For the first one I tried to prove by induction but I found $x_n<y_n$.
For the second one:
$y_{n+1}=\sqrt{x_ny_n}\implies y_{n+2}=\sqrt{x_{n+1}y_{n+1}}=\sqrt{\frac{x_n+y_n}{2}.\sqrt{x_ny_n}}$
So, $y_{n+2}^2>y_{n+1}^2$ which implies $y_n$ is increasing??? I did same thing for $x_n$.
2-1. $$x_{n+1} > y_{n+1}$$ $$\frac{x_n+y_n}{2} > \sqrt{x_ny_n}$$ $$\frac{x_n+y_n}{2}\sqrt{x_ny_n} > {x_ny_n}$$ $$\sqrt{\frac{x_n+y_n}{2}\sqrt{x_ny_n}} > \sqrt{x_ny_n}$$ $$\sqrt{x_{n+1}y_{n+1}} > \sqrt{x_ny_n}$$ $$\therefore y_{n+2}>y_{n+1}$$
2-2. $$x_{n+1}=\frac{x_{n}+y_{n}}{2}<\frac{x_{n}+x_{n}}{2}=x_{n}$$
$y_n$ increases and $x_n$ decreases, but $y_n<x_n$. Therefore $y_n$ is upper bounded and $x_n$ is lower bounded.
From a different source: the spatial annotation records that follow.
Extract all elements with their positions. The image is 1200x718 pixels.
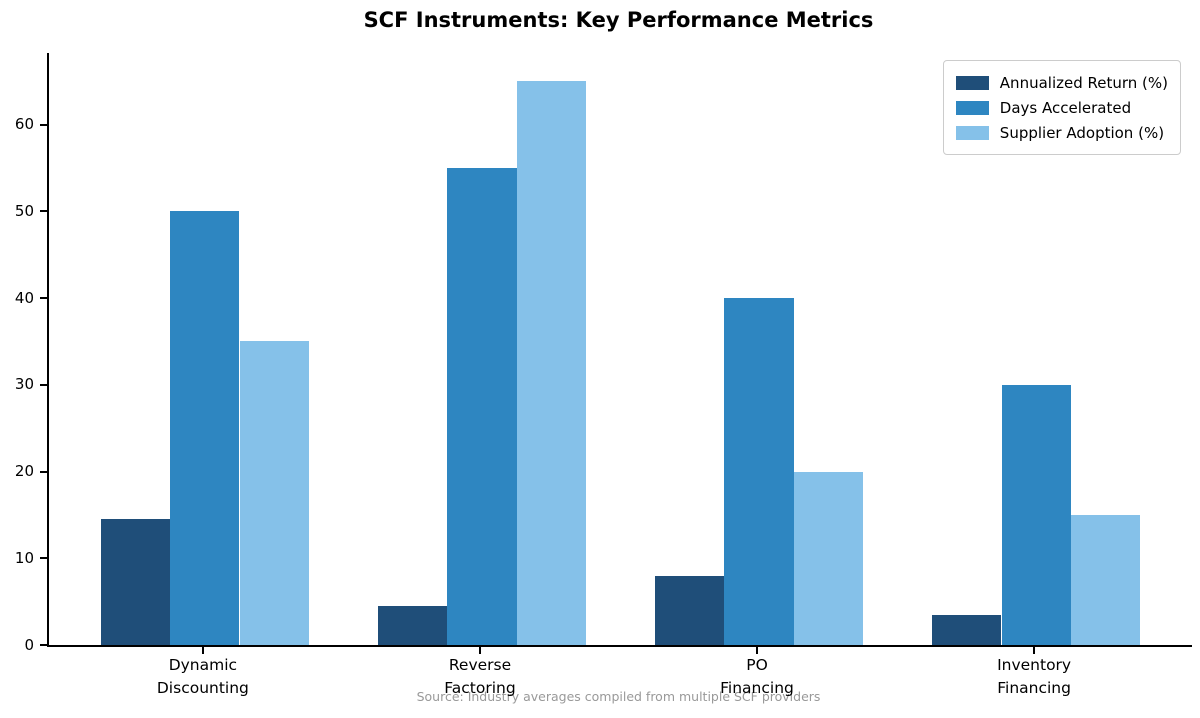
y-tick-mark — [40, 557, 47, 560]
bar-series2-cat1 — [516, 81, 586, 645]
y-tick-mark — [40, 644, 47, 646]
y-tick-label: 40 — [14, 288, 34, 307]
x-tick-mark — [201, 647, 204, 654]
y-tick-label: 0 — [24, 635, 34, 654]
legend: Annualized Return (%) Days Accelerated Sup… — [942, 60, 1181, 155]
legend-swatch-icon — [955, 125, 989, 140]
y-tick-label: 50 — [14, 201, 34, 220]
legend-item: Annualized Return (%) — [955, 70, 1168, 95]
y-tick-mark — [40, 383, 47, 386]
y-tick-mark — [40, 297, 47, 299]
x-tick-mark — [756, 647, 758, 654]
bar-series1-cat3 — [1001, 384, 1071, 645]
bar-series0-cat2 — [655, 575, 725, 645]
y-tick-label: 10 — [14, 548, 34, 567]
x-category-label: Reverse Factoring — [444, 656, 516, 697]
source-note: Source: Industry averages compiled from … — [416, 689, 821, 704]
chart-title: SCF Instruments: Key Performance Metrics — [363, 8, 874, 32]
legend-item: Days Accelerated — [955, 95, 1168, 120]
legend-label: Supplier Adoption (%) — [999, 123, 1165, 142]
bar-series2-cat3 — [1070, 514, 1141, 645]
y-tick-mark — [40, 210, 47, 213]
plot-area — [47, 53, 1192, 647]
bar-series0-cat3 — [932, 614, 1002, 645]
legend-swatch-icon — [955, 75, 989, 90]
y-tick-label: 30 — [14, 375, 34, 394]
legend-label: Days Accelerated — [999, 98, 1132, 117]
y-tick-mark — [40, 123, 47, 126]
x-tick-mark — [1033, 647, 1036, 654]
bar-series0-cat1 — [378, 606, 448, 645]
bar-series0-cat0 — [101, 519, 171, 645]
x-category-label: Inventory Financing — [997, 656, 1072, 697]
x-category-label: Dynamic Discounting — [156, 656, 249, 697]
y-tick-label: 20 — [14, 462, 34, 480]
legend-label: Annualized Return (%) — [999, 73, 1168, 92]
bar-series2-cat0 — [239, 341, 309, 645]
x-category-label: PO Financing — [720, 656, 794, 697]
legend-swatch-icon — [955, 100, 989, 115]
legend-item: Supplier Adoption (%) — [955, 120, 1168, 145]
bar-series1-cat1 — [447, 167, 517, 645]
bar-series1-cat2 — [724, 298, 794, 645]
bar-series2-cat2 — [793, 471, 863, 645]
y-tick-label: 60 — [14, 115, 34, 134]
y-tick-mark — [40, 470, 47, 473]
x-tick-mark — [479, 647, 481, 654]
bar-series1-cat0 — [170, 211, 240, 645]
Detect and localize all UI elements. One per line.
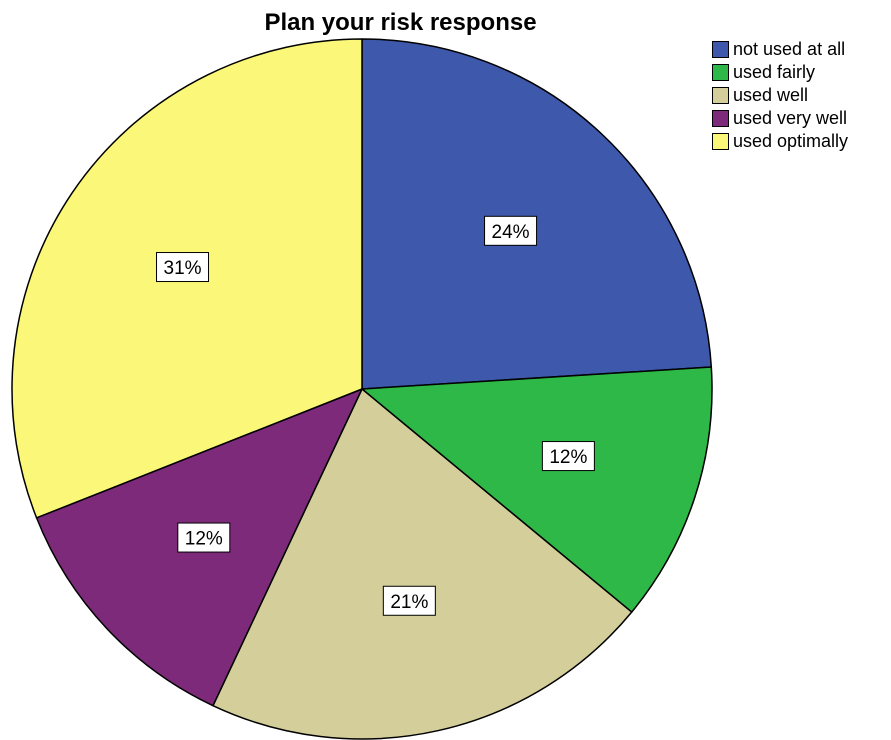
data-label-text: 24% bbox=[492, 222, 530, 243]
data-label-used-fairly: 12% bbox=[541, 441, 595, 472]
data-label-box bbox=[382, 585, 436, 616]
data-label-not-used-at-all: 24% bbox=[484, 215, 538, 246]
pie-slice-not-used-at-all bbox=[361, 38, 713, 390]
pie-slices bbox=[11, 38, 713, 740]
data-label-box bbox=[541, 441, 595, 472]
legend-label: used well bbox=[733, 85, 809, 105]
chart-title: Plan your risk response bbox=[0, 9, 891, 37]
legend-label: used optimally bbox=[733, 131, 849, 151]
legend-label: not used at all bbox=[733, 39, 846, 59]
legend-item-not-used-at-all: not used at all bbox=[712, 38, 888, 61]
legend-item-used-optimally: used optimally bbox=[712, 130, 888, 153]
data-label-text: 21% bbox=[390, 592, 428, 613]
data-label-used-well: 21% bbox=[382, 585, 436, 616]
legend-swatch bbox=[712, 41, 729, 58]
legend-swatch bbox=[712, 87, 729, 104]
data-label-box bbox=[156, 252, 210, 283]
data-label-text: 12% bbox=[185, 529, 223, 550]
pie-data-labels: 24% 12% 21% 12% 31% bbox=[156, 215, 595, 616]
data-label-text: 31% bbox=[164, 258, 202, 279]
data-label-used-optimally: 31% bbox=[156, 252, 210, 283]
legend-item-used-well: used well bbox=[712, 84, 888, 107]
chart-title-text: Plan your risk response bbox=[264, 9, 537, 36]
legend-item-used-very-well: used very well bbox=[712, 107, 888, 130]
data-label-box bbox=[177, 522, 231, 553]
legend-swatch bbox=[712, 110, 729, 127]
legend-item-used-fairly: used fairly bbox=[712, 61, 888, 84]
data-label-used-very-well: 12% bbox=[177, 522, 231, 553]
legend-label: used fairly bbox=[733, 62, 816, 82]
pie-slice-used-fairly bbox=[361, 366, 713, 613]
data-label-text: 12% bbox=[549, 447, 587, 468]
legend-label: used very well bbox=[733, 108, 848, 128]
legend-swatch bbox=[712, 64, 729, 81]
pie-slice-used-well bbox=[212, 388, 633, 740]
data-label-box bbox=[484, 215, 538, 246]
legend-swatch bbox=[712, 133, 729, 150]
legend: not used at all used fairly used well used … bbox=[712, 38, 888, 153]
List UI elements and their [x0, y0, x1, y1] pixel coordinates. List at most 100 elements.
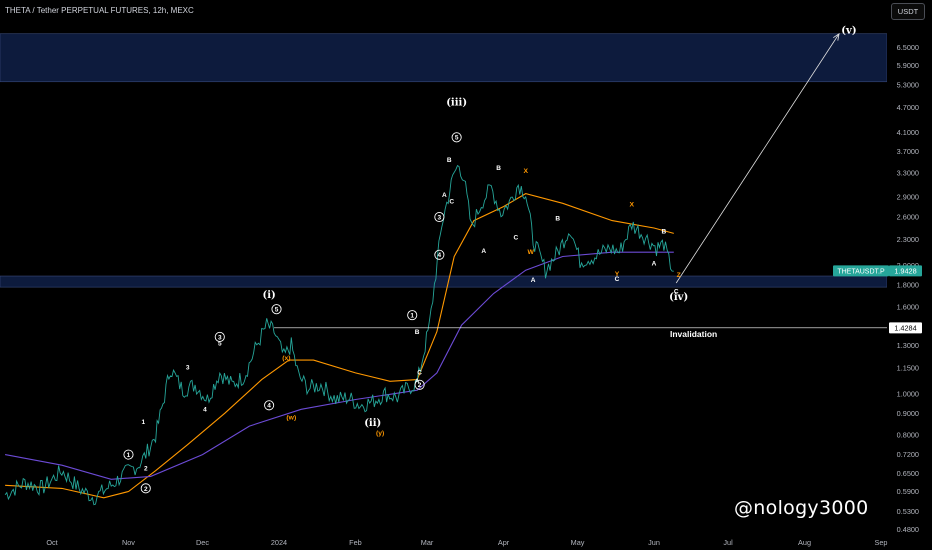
currency-button[interactable]: USDT [891, 3, 925, 20]
wave-label-minor: C [615, 276, 620, 283]
wave-label-minor: A [652, 261, 657, 268]
wave-label-correction: (y) [376, 430, 384, 437]
wave-annotations: (i)(ii)(iii)(iv)(v)123451234512345BCAABC… [123, 26, 857, 494]
price-tick-label: 5.3000 [897, 81, 919, 90]
time-tick-label: Dec [196, 538, 209, 547]
wave-label-minor: A [415, 378, 420, 385]
wave-label-circle [434, 249, 445, 260]
price-zones [0, 33, 888, 288]
wave-label-circled: 2 [144, 486, 148, 493]
wave-label-minor: 1 [141, 419, 145, 426]
invalidation-tag-bg [889, 322, 922, 334]
invalidation-label: Invalidation [670, 329, 717, 339]
wave-label-minor: 4 [203, 406, 207, 413]
wave-label-major: (iii) [446, 97, 467, 108]
wave-label-circled: 3 [438, 214, 442, 221]
price-tick-label: 2.9000 [897, 192, 919, 201]
time-tick-label: Nov [122, 538, 135, 547]
price-line [4, 164, 674, 506]
price-tags: THETAUSDT.P 1.9428 1.4284 [833, 265, 922, 334]
wave-label-circled: 4 [438, 252, 442, 259]
wave-label-minor: 3 [186, 365, 190, 372]
price-tick-label: 3.3000 [897, 168, 919, 177]
price-tick-label: 4.7000 [897, 103, 919, 112]
wave-label-circle [271, 304, 282, 315]
projection-line [675, 33, 840, 284]
wave-label-circle [214, 331, 225, 342]
price-tick-label: 3.7000 [897, 147, 919, 156]
wave-label-minor: 5 [218, 340, 222, 347]
wave-label-major: (v) [841, 26, 856, 37]
wave-label-minor: A [481, 248, 486, 255]
time-tick-label: Aug [798, 538, 811, 547]
wave-label-circle [434, 211, 445, 223]
wave-label-minor: B [496, 165, 501, 172]
price-tick-label: 5.9000 [897, 61, 919, 70]
wave-label-minor: A [442, 192, 447, 199]
author-watermark: @nology3000 [734, 497, 869, 519]
wave-label-minor: C [417, 370, 422, 377]
wave-label-circled: 3 [218, 334, 222, 341]
wave-label-major: (ii) [364, 418, 381, 429]
wave-label-circle [264, 400, 275, 411]
price-tick-label: 1.3000 [897, 341, 919, 350]
wave-label-minor: B [415, 329, 420, 336]
time-tick-label: Jul [723, 538, 733, 547]
symbol-tag-bg [833, 265, 889, 277]
price-tick-label: 0.6500 [897, 469, 919, 478]
wave-label-minor: C [449, 198, 454, 205]
wave-label-correction: X [523, 168, 528, 175]
invalidation-tag-label: 1.4284 [894, 323, 916, 332]
wave-label-minor: B [447, 157, 452, 164]
wave-label-circled: 1 [127, 452, 131, 459]
time-tick-label: Sep [875, 538, 888, 547]
wave-label-correction: (w) [286, 415, 296, 422]
price-tick-label: 1.8000 [897, 281, 919, 290]
symbol-tag-label: THETAUSDT.P [837, 269, 885, 276]
price-tick-label: 1.1500 [897, 363, 919, 372]
time-tick-label: 2024 [271, 538, 287, 547]
price-tick-label: 6.5000 [897, 43, 919, 52]
projection-arrowhead [833, 32, 840, 41]
time-axis[interactable]: Oct Nov Dec 2024 Feb Mar Apr May Jun Jul Aug Sep [46, 538, 887, 547]
wave-label-major: (iv) [669, 292, 688, 303]
wave-label-minor: A [531, 277, 536, 284]
wave-label-correction: X [630, 202, 635, 209]
price-zone [0, 275, 888, 288]
time-tick-label: Apr [498, 538, 510, 547]
price-tick-label: 1.0000 [897, 389, 919, 398]
wave-label-correction: W [527, 249, 534, 256]
price-tick-label: 2.3000 [897, 235, 919, 244]
current-price-tag-label: 1.9428 [894, 267, 916, 276]
wave-label-circle [140, 483, 151, 494]
wave-label-circled: 4 [267, 403, 271, 410]
price-tick-label: 4.1000 [897, 128, 919, 137]
price-zone [0, 33, 888, 83]
time-tick-label: Feb [349, 538, 362, 547]
time-tick-label: Oct [46, 538, 57, 547]
price-tick-label: 0.4800 [897, 525, 919, 534]
wave-label-minor: B [662, 228, 667, 235]
wave-label-minor: C [513, 235, 518, 242]
wave-label-correction: (x) [282, 355, 290, 362]
wave-label-circle [407, 310, 418, 321]
price-axis[interactable]: 6.5000 5.9000 5.3000 4.7000 4.1000 3.7000 3.30… [887, 0, 932, 550]
wave-label-correction: Y [615, 271, 620, 278]
price-series [4, 164, 674, 506]
price-tick-label: 2.6000 [897, 213, 919, 222]
moving-average-line [5, 193, 674, 499]
wave-label-circled: 5 [275, 307, 279, 314]
wave-label-circle [123, 449, 134, 460]
price-tick-label: 0.5900 [897, 487, 919, 496]
current-price-tag-bg [889, 265, 922, 277]
wave-projection [675, 32, 840, 284]
time-tick-label: Mar [421, 538, 434, 547]
price-tick-label: 0.7200 [897, 450, 919, 459]
price-tick-label: 1.6000 [897, 302, 919, 311]
price-tick-label: 0.9000 [897, 409, 919, 418]
chart-title: THETA / Tether PERPETUAL FUTURES, 12h, M… [5, 6, 194, 15]
wave-label-minor: 2 [144, 466, 148, 473]
price-tick-label: 0.5300 [897, 507, 919, 516]
wave-label-minor: B [555, 216, 560, 223]
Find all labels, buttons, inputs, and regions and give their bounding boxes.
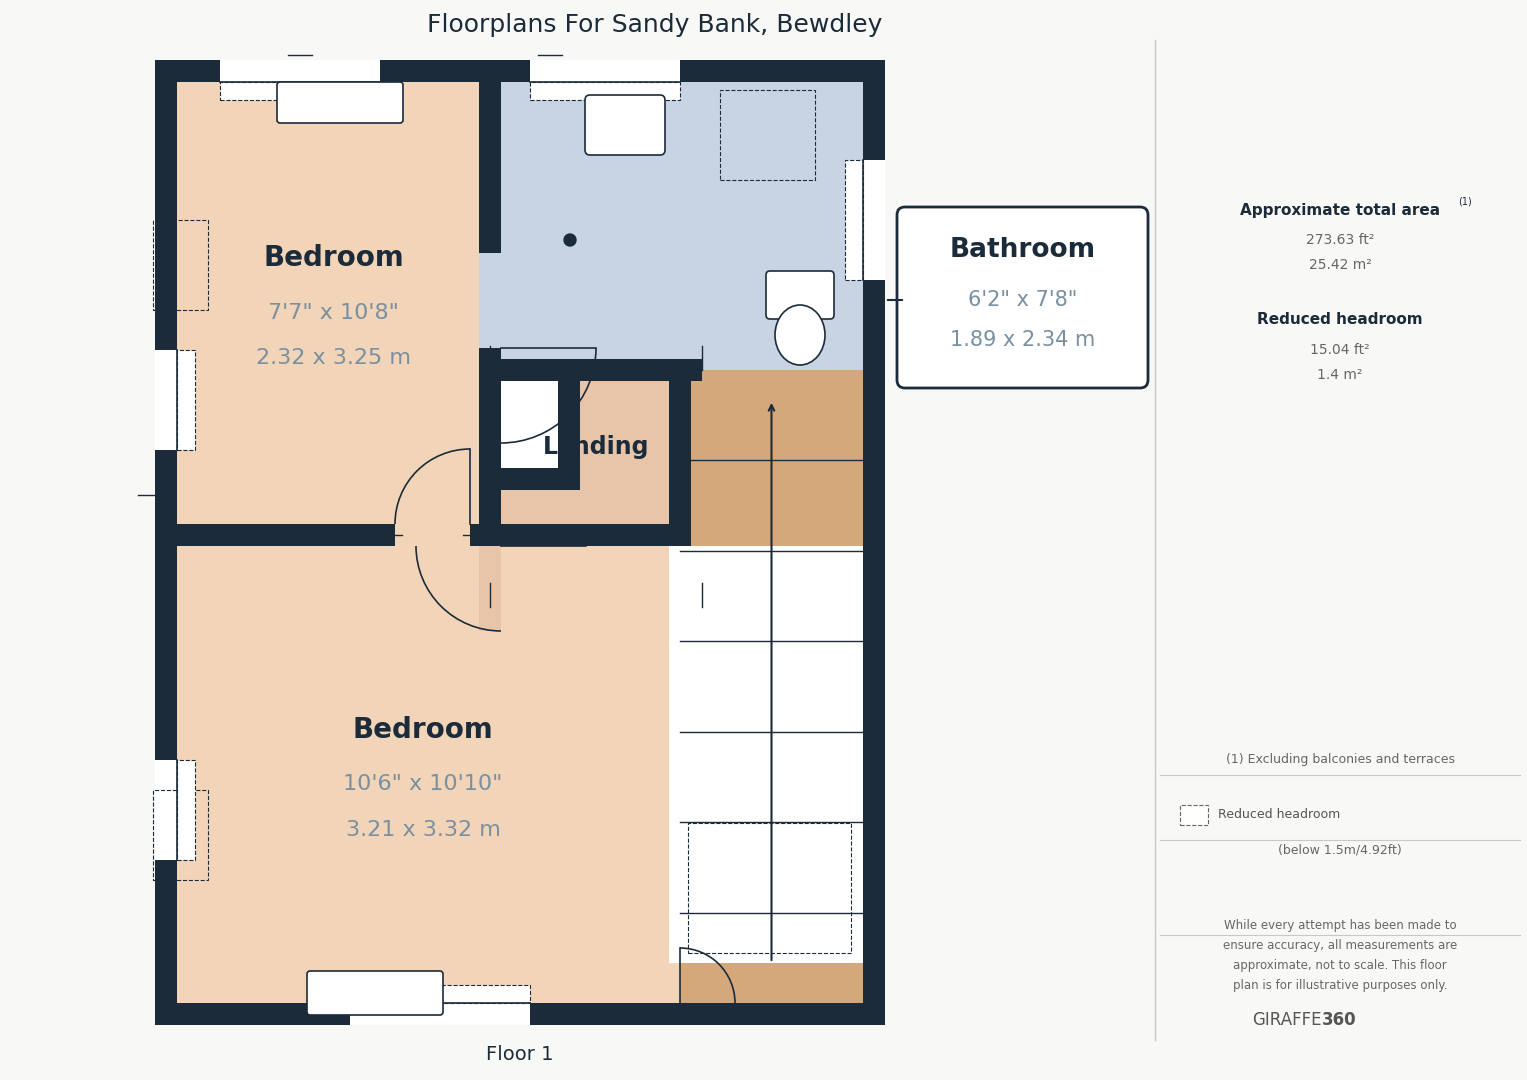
Text: Landing: Landing — [542, 435, 649, 459]
FancyBboxPatch shape — [276, 82, 403, 123]
Bar — [220, 82, 380, 100]
Bar — [153, 220, 208, 310]
FancyBboxPatch shape — [585, 95, 664, 156]
Bar — [490, 370, 580, 490]
Text: approximate, not to scale. This floor: approximate, not to scale. This floor — [1234, 959, 1448, 972]
Bar — [557, 370, 580, 490]
Bar — [479, 524, 692, 546]
Bar — [220, 60, 380, 82]
Bar — [177, 546, 863, 1003]
Bar — [156, 760, 177, 860]
Circle shape — [563, 234, 576, 246]
Bar — [721, 90, 815, 180]
Text: ensure accuracy, all measurements are: ensure accuracy, all measurements are — [1223, 939, 1457, 951]
Bar — [530, 82, 680, 100]
Text: Approximate total area: Approximate total area — [1240, 203, 1440, 217]
Text: Floorplans For Sandy Bank, Bewdley: Floorplans For Sandy Bank, Bewdley — [428, 13, 883, 37]
Bar — [490, 359, 702, 381]
Bar — [669, 359, 692, 546]
Bar — [177, 82, 490, 524]
Text: (below 1.5m/4.92ft): (below 1.5m/4.92ft) — [1278, 843, 1402, 856]
Bar — [479, 359, 501, 546]
Text: 2.32 x 3.25 m: 2.32 x 3.25 m — [257, 348, 411, 368]
Text: 360: 360 — [1322, 1011, 1356, 1029]
Bar — [156, 60, 886, 1025]
Bar — [689, 823, 851, 953]
Text: 1.89 x 2.34 m: 1.89 x 2.34 m — [950, 330, 1095, 350]
Bar — [530, 60, 680, 82]
Text: 3.21 x 3.32 m: 3.21 x 3.32 m — [345, 820, 501, 839]
Text: While every attempt has been made to: While every attempt has been made to — [1223, 918, 1457, 931]
Text: Reduced headroom: Reduced headroom — [1219, 809, 1341, 822]
Bar — [479, 253, 501, 348]
Text: 273.63 ft²: 273.63 ft² — [1306, 233, 1374, 247]
Text: GIRAFFE: GIRAFFE — [1252, 1011, 1322, 1029]
Bar — [844, 160, 863, 280]
Text: 1.4 m²: 1.4 m² — [1318, 368, 1362, 382]
Text: 25.42 m²: 25.42 m² — [1309, 258, 1371, 272]
Text: Reduced headroom: Reduced headroom — [1257, 312, 1423, 327]
Ellipse shape — [776, 305, 825, 365]
Bar — [669, 546, 863, 963]
Text: 6'2" x 7'8": 6'2" x 7'8" — [968, 291, 1077, 310]
FancyBboxPatch shape — [307, 971, 443, 1015]
Bar — [177, 350, 195, 450]
Text: (1): (1) — [1458, 197, 1472, 207]
Bar — [350, 985, 530, 1003]
Bar — [490, 82, 863, 370]
FancyBboxPatch shape — [896, 207, 1148, 388]
Bar — [863, 160, 886, 280]
Text: 15.04 ft²: 15.04 ft² — [1310, 343, 1370, 357]
Bar — [350, 1003, 530, 1025]
Text: Bathroom: Bathroom — [950, 237, 1095, 264]
Bar — [479, 546, 501, 631]
Text: 10'6" x 10'10": 10'6" x 10'10" — [344, 774, 502, 795]
Bar — [490, 468, 580, 490]
Text: Bedroom: Bedroom — [353, 715, 493, 743]
Text: plan is for illustrative purposes only.: plan is for illustrative purposes only. — [1232, 978, 1448, 991]
Bar — [177, 524, 490, 546]
Bar — [177, 760, 195, 860]
Text: 7'7" x 10'8": 7'7" x 10'8" — [269, 303, 399, 323]
Bar — [490, 370, 702, 524]
Bar — [479, 82, 501, 370]
Bar — [153, 789, 208, 880]
Text: Floor 1: Floor 1 — [486, 1045, 554, 1065]
FancyBboxPatch shape — [767, 271, 834, 319]
Bar — [395, 524, 470, 546]
Text: (1) Excluding balconies and terraces: (1) Excluding balconies and terraces — [1226, 754, 1455, 767]
Bar — [680, 370, 863, 1003]
Text: Bedroom: Bedroom — [263, 244, 403, 272]
Bar — [156, 350, 177, 450]
Bar — [1180, 805, 1208, 825]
3. $$x_{n+1}-y_{n+1}=\frac{x_{n}+y_{n}}{2}-\sqrt{x_ny_n}=\frac{x_{n}-2\sqrt{x_ny_n}+y_{n}}{2}<\frac{x_{n}-2\sqrt{y_ny_n}+y_{n}}{2}=\frac{x_n-y_n}{2}$$
$$x_{n+1}-y_{n+1}<\frac{x_n-y_n}{2}<\frac{x_{n-1}-y_{n-1}}{2^2}<\cdots<\frac{x_1-y_1}{2^n}$$
4. $$0<x_{n+1}-y_{n+1}<\cdots<\frac{x_1-y_1}{2^n}$$ $$\lim_{n\to\infty}0\le \lim_{n\to\infty}x_{n+1}-y_{n+1}\le \lim_{n\to\infty}\frac{x_1-y_1}{2^n}=0$$ $$\therefore \lim_{n\to\infty}x_{n+1}-y_{n+1} = 0$$